8th of December, 1521

Sunday the 8th December, we fired many bombards, rockets, and fireballs to celebrate the Conception of our Lady. Monday in the afternoon, the King came to the ships with three women who carried his betel. It is to be observed that no one can take women about with him except the king. Afterwards the King of Giailolo came to see again our gun exercise.

Some days later, as the day of our departure grew near, the king showed us a sincere affection, and among other obliging things, said to us that it seemed to him that he was a sucking child whom its mother was about to leave, and that he remained disconsolate all the more now that he had become acquainted with us and liked several things of Spain, for which reason he entreated us not to delay our return thence to Tadore.

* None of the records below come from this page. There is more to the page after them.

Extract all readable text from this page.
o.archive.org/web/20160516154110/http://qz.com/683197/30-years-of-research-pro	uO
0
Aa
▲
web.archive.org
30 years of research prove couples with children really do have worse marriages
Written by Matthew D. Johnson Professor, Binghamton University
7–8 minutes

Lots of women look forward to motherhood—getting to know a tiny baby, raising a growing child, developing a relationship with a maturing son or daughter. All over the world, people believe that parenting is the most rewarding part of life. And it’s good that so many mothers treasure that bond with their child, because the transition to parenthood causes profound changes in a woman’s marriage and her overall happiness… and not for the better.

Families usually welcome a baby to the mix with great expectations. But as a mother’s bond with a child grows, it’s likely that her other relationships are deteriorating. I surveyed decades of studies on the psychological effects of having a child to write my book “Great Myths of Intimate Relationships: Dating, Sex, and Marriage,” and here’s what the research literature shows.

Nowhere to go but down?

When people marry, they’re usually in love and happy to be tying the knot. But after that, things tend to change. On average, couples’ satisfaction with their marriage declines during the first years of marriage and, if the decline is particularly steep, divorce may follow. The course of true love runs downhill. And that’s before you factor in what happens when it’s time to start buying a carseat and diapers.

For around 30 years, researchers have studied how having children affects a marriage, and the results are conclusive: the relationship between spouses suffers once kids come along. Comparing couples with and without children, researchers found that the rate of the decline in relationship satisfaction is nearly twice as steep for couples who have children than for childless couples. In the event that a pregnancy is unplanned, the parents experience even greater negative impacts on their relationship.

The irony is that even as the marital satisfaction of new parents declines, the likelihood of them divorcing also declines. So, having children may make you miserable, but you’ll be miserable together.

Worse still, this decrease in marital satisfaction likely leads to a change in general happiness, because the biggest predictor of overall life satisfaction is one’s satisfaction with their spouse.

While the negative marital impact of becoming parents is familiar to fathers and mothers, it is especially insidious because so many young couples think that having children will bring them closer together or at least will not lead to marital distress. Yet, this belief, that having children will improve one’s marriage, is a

Meantime, he begged us to leave him some of our swivel guns[246] for his own defence. He warned us at the same time not to navigate except by daylight, on account of the shoals and reefs which exist in these seas; but we answered him that because of our need to arrive in Spain as soon as possible, we were obliged to navigate night and day: he then added that, being unable to do anything else, he would pray God every day to bring us home in safety.

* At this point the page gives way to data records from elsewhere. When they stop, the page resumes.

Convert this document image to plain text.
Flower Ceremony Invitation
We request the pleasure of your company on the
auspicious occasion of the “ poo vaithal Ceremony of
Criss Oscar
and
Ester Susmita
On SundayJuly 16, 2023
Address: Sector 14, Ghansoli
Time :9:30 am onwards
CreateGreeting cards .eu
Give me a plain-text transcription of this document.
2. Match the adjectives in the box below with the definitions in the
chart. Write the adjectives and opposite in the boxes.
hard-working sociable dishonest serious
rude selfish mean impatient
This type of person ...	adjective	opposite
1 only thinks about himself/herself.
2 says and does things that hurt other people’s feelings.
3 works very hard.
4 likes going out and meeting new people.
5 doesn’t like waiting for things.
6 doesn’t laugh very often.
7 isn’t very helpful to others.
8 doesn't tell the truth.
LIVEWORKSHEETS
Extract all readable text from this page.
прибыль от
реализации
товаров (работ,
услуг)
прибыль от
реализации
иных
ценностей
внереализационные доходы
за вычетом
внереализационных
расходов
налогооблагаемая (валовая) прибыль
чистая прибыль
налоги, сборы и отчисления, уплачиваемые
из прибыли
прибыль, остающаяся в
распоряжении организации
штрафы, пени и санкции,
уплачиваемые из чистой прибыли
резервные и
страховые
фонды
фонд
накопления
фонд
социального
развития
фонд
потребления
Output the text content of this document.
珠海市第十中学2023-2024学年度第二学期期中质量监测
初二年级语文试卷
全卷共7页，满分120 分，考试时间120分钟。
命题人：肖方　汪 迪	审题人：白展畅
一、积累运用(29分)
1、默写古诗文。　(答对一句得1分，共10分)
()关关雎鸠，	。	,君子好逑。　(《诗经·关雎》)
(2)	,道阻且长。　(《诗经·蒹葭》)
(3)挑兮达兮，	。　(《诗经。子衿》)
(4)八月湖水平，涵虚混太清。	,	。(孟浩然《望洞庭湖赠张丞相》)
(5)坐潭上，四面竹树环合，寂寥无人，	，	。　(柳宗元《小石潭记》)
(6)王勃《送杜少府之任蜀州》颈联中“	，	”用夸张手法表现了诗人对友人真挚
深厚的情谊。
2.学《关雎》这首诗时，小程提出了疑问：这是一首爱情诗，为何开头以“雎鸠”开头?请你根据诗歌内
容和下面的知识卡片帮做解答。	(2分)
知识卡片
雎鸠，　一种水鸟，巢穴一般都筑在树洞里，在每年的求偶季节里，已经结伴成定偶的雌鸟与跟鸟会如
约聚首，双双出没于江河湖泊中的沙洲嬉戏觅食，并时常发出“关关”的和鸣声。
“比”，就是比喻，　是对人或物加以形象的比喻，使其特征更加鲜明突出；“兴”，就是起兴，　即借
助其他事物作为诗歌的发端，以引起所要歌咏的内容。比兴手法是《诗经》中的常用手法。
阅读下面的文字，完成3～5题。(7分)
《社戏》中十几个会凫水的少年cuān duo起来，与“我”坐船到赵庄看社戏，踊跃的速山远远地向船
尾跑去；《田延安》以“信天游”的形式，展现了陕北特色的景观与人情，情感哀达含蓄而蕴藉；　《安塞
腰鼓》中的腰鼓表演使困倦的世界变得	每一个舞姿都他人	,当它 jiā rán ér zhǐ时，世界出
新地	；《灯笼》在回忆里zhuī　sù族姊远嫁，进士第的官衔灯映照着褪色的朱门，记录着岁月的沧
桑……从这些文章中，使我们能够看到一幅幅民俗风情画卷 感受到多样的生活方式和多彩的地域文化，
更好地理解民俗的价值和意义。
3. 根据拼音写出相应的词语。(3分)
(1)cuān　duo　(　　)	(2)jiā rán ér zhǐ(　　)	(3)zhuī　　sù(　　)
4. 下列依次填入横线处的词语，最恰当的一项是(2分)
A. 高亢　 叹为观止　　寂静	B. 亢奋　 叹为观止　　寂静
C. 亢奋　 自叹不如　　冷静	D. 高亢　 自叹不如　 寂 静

During this time Pedro Alfonso de Lorosa had come to the ships with his wife and property to return with us. Two days after, Kechilideroix, son of the King of Tarenate, came with a prahu well filled with men, and approaching the ships requested Lorosa to come into his prahu; but Lorosa, who suspected him, refused to do so, and told him he had determined on going away with those ships to Spain. For the same suspicion he advised us not to receive him in the ships; and we did not choose that he should come on board when he asked to do so. It was known later that Kechili was a great friend of the Portuguese captain of Malacca, and had the intention of seizing Lorosa and of conducting him thither; and on that account he severely reprimanded those persons with whom this Portuguese lived, for having let him depart without his permission.